The first thing I want to say is that God can handle your anger, even if it’s directed at Him, as well as your disappointment, sadness, and all the other emotions you are wrestling with. He just wants you to do it with Him. For me, I’m shell-shocked. But I knew I would be. Contrary to what many of my friends counseled me to do – which I totally understood – I chose not to begin grieving until she went to heaven – because I was busy believing for her healing. So, now that the battle is over, I am dealing with all the emotions you would expect, and I’m decompressing from a very long, hard-fought conflict. And I give myself a ton of grace for where I am right now. I encourage you to do the same in your trials. Be good to yourself. Be as merciful and kind to yourself as you would be to one of your friends going through a valley. Jesus understands, and He is with you.

And here is what I know, not matter what, God is good. This foundational knowledge enables me to weep and wail and thrash and lament and be sad and disappointed without fearing that I will offend God or fall into a bottomless pit of despair. Why, because I know God is there, and His goodness is immovable, unshakable, and unchangeable. Am I deeply frustrated, confused, and even angry that Hope is gone? ABSOLUTELY! But I process all these things with God, not apart from God. I firmly believe that God is on my side. You might ask, “Well, if that’s the case, then why didn’t Hope get healed?” I don’t know.

But my relationship is not based on what He’s done for me lately, but rather what He did for me at Calvary. As one of the members of my church said to me after His wife died of Cancer, and I asked him how he was doing with the goodness of God, he said, “The goodness of God was settled for me when He died on the cross for me.” Not that he, or others in our church who have lost loved ones, don’t struggle to find the goodness of God in the midst of their loss. It’s that their bedrock belief in the goodness of God sustains. When you believe that God is good, you look at every situation in life and say, “Well, God is good, so even though I don’t understand this, and even though this situation is demanding that I conclude that God is not good, and that I should hold God in contempt, I will not because I know He is right. I know I do not see the whole picture, and one day, maybe in heaven, He will show me things from His perspective, and I will say, ‘Ohhhh, I see now.’”
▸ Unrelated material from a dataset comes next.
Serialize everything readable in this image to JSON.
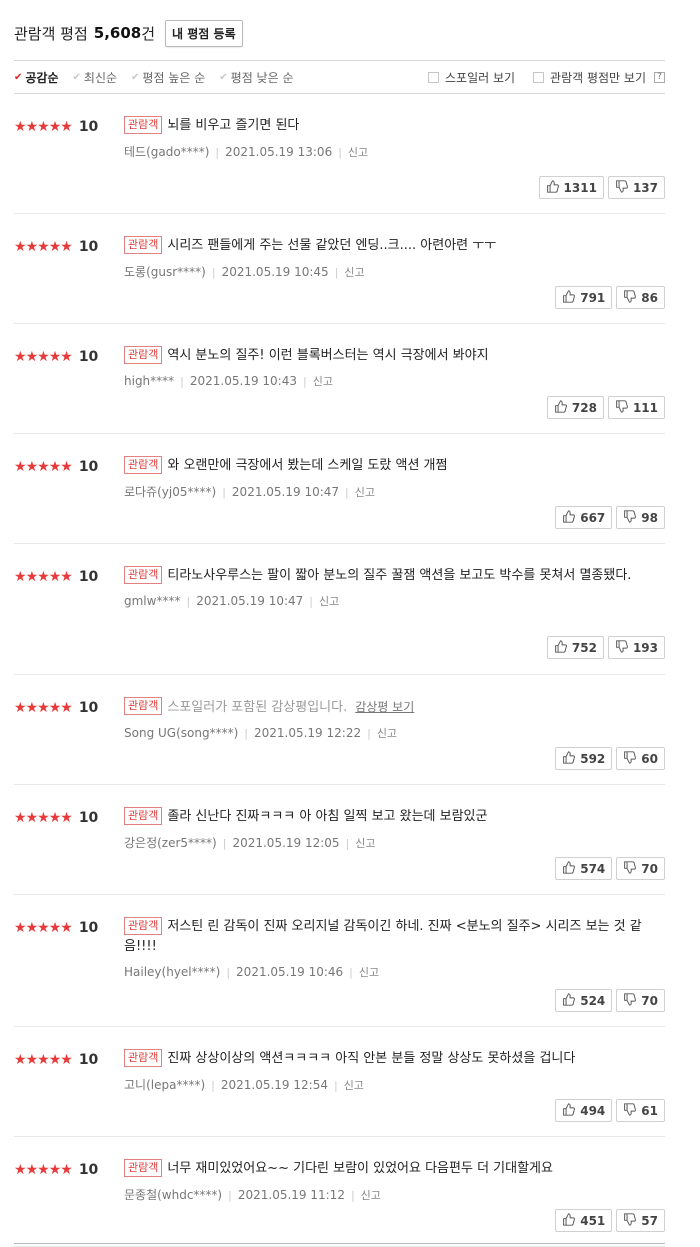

But for now I have the opportunity to get to know God in a different way than I ever have before. Like how when my dad died of Cancer, I came to know God as my Father more deeply than I had before, because I needed to know Him more in this way. Now, is this the way I wanted to get to know Him more? NO. But there is a depth of the knowledge of God that can only be known through suffering. In fact, did you know that all of God’s names revealed to us in the Bible have to do with Him responding to our human need? It’s true. Look them up. See where His names are revealed in the Bible and then read the story around them. It’s God responding just in the way the person, or people needed Him to. He is that good.

In closing this post I would like to say that its imperative to your spiritual health to move towards God, not away from God, in your pain and disappointment to experience His goodness. I am devasted and frustrated, but what I do know is that if I were to walk away from God, I would be empty, lost, and wandering around purposely, for who knows how long, and I would eventually come back anyway, so I’m just not going to leave. I will sit in the dust with God – or Him with me.
Question: Why would you choose to go through grief and suffering without God? That would be like, because you are cold, you are going to walk farther away from the sun, rather than towards the sun. In the same way, if you are feeling spiritually cold because of your suffering, move closer to the Son, not farther away.

And finally, the one thing I am committed to through it all is to not give Satan a double win – the loss of my wife, and the loss of my relationship with God, which is his ultimate goal. I hope you will make the same commitment.
I hope these perspectives have helped you. I will post part 4 soon.